4 de febrero de 2006

Contorsionismo

Voy a practicar una contorsión que dará la vuelta del revés al cerebro, y no será verse en un espejo. Creo que estas cosas son más complicadas.
Si la llamo asana, tal vez suene más exótico. Y más creíble.
Asana cerebral bajo tremenda presión por nada en concreto.
He visto anunciadas películas de arte y ensayo con títulos más feos.
Y la vida es penosamente lisa. Las cosas son tan sencillas que le restan emoción a la vida. Saberlo todo es no necesitar saber más y una forma de escaparse de esta certeza es realizar una complicada contorsión.
Es lo que tiene aburrirse, uno hace cosas que no son posibles sabiendo que duelen.
Es incoherencia. El cerebro no está contento con este ejercicio y me hace escribir ideas grotescas.
Patéticas.
Y se ven cosas complicadas por dentro; como una lágrima que está formada por demasiados dolores, por excesivas penas, por pocas alegrías. Es difícil destilar y separar los distintos elementos; requeriría una centrifugadora y no estoy dispuesto a vomitar.
Se me escapa la risa, y es que el cerebro ha dicho cosas blasfemas, me mira a mí mismo y dice que me podría dedicar a clavarme astillas entre uña y carne en vez de molestarle. A veces es sarcástico con un toque de ira. Un lujo que se permite conmigo porque sabe de mi paciencia. De mi resistencia a lo anodino.
Quiere tranquilidad y seguir gobernando el cuerpo, provocar pesadillas por las noches.
Vanas esperanzas en la vigilia.
En el profundo universo de las descargas eléctricas de mi cerebro simple todo son clics y luces; son tan rápidas que parecen repetirse millones de veces, la misma sinapsis, la misma neurona. Siempre lo mismo.
Por lo menos ahora comprendo porque este aburrimiento autodestructivo. Mi cerebro es fuerte, tantos años soportando esto…
Temo intentar mirarme las manos con los ojos que ahora miran adentro y lloran al revés pero en la dirección correcta; porque sangrarían, creo que todo iría al revés y la sangre saldría disparada a través de los poros de la piel. Por la palma de las manos.
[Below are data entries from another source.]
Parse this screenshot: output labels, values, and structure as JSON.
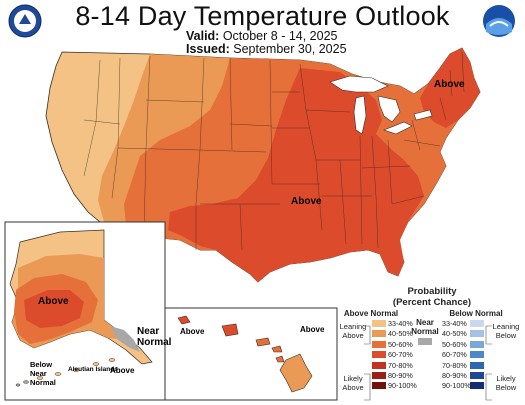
{
  "title": "8-14 Day Temperature Outlook",
  "valid_label": "Valid:",
  "valid_value": "October 8 - 14, 2025",
  "issued_label": "Issued:",
  "issued_value": "September 30, 2025",
  "logos": {
    "left": "noaa-cpc-seal-icon",
    "right": "noaa-logo-icon"
  },
  "map_labels": {
    "above_ne": "Above",
    "above_central": "Above",
    "above_alaska": "Above",
    "near_normal_ak": "Near\nNormal",
    "above_hawaii_left": "Above",
    "above_hawaii_right": "Above",
    "below_near_normal": "Below\nNear\nNormal",
    "aleutian_islands": "Aleutian Islands",
    "above_aleutian": "Above"
  },
  "legend": {
    "title": "Probability\n(Percent Chance)",
    "above_header": "Above Normal",
    "near_header": "Near\nNormal",
    "below_header": "Below Normal",
    "leaning_above": "Leaning\nAbove",
    "likely_above": "Likely\nAbove",
    "leaning_below": "Leaning\nBelow",
    "likely_below": "Likely\nBelow",
    "ranges": [
      "33-40%",
      "40-50%",
      "50-60%",
      "60-70%",
      "70-80%",
      "80-90%",
      "90-100%"
    ],
    "above_colors": [
      "#f3c284",
      "#eb9a55",
      "#e67039",
      "#dc4b2c",
      "#c23420",
      "#9a2015",
      "#6e130c"
    ],
    "below_colors": [
      "#c9d8ed",
      "#a5c2e3",
      "#7ba7d8",
      "#4d87c8",
      "#2d67b2",
      "#1f4893",
      "#172f72"
    ],
    "near_color": "#a8a8a8"
  },
  "colors": {
    "c33": "#f3c284",
    "c40": "#eb9a55",
    "c50": "#e67039",
    "c60": "#dc4b2c",
    "near": "#a8a8a8",
    "water": "#ffffff",
    "border": "#3a2a20"
  }
}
Y el vello saldría entre las uñas.
Todo confuso, todo imprevisible.
Sangrienta contorsión de un cerebro doblado.
Ahora confuso.
Es otro buen título para este momento de creación literaria.
¿Y si en esta extravagante doblez practico un doble salto mortal?
Yo creo que tal y como están las cosas las piernas se meterían hacia el vientre y las manos se fundirían con las costillas.
No tiene sentido, ni falta que hace. El sentido ahora mismo es el rugido atronador de la sangre en las venas no hay nada del exterior y Urano (una neurona que se me antoja románticamente lejana) pulsa de tal forma que creo que se está creando una idea.
Margaritas a los cerdos… No necesito ninguna idea mierdosa, yo sólo quiero algo que me distraiga sin necesidad de pensar.
Si me lo propongo, el riñón funcionará al revés y la sangre tendría otro color, otra textura.
¿Se reflejaría en mi sonrosada piel el dorado color de la orina?
La ocurrencia es asquerosa.
Y el cerebro aúlla advertencias de muerte ante la visión de la dorada ducha interior: que si estoy en la cuerda floja, que si una psicosis, una depresión suicida, que si ya no veré jamás a los que amo (como si hubiera tantos), bla, bla, bla…
Como si fuera un drama.
Mejor me desdoblo, el cerebro tampoco es un lugar acogedor.
Consigue hacerme extraño a mí mismo.
Que estupidez, que estúpido soy.
¿O era aburrimiento?
Y entre húmedos chapoteos, enfoco un conjunto de edificios más sosos que un ataúd vacío. Más de lo mismo.
No me dedicaré al yoga, no es lo mío.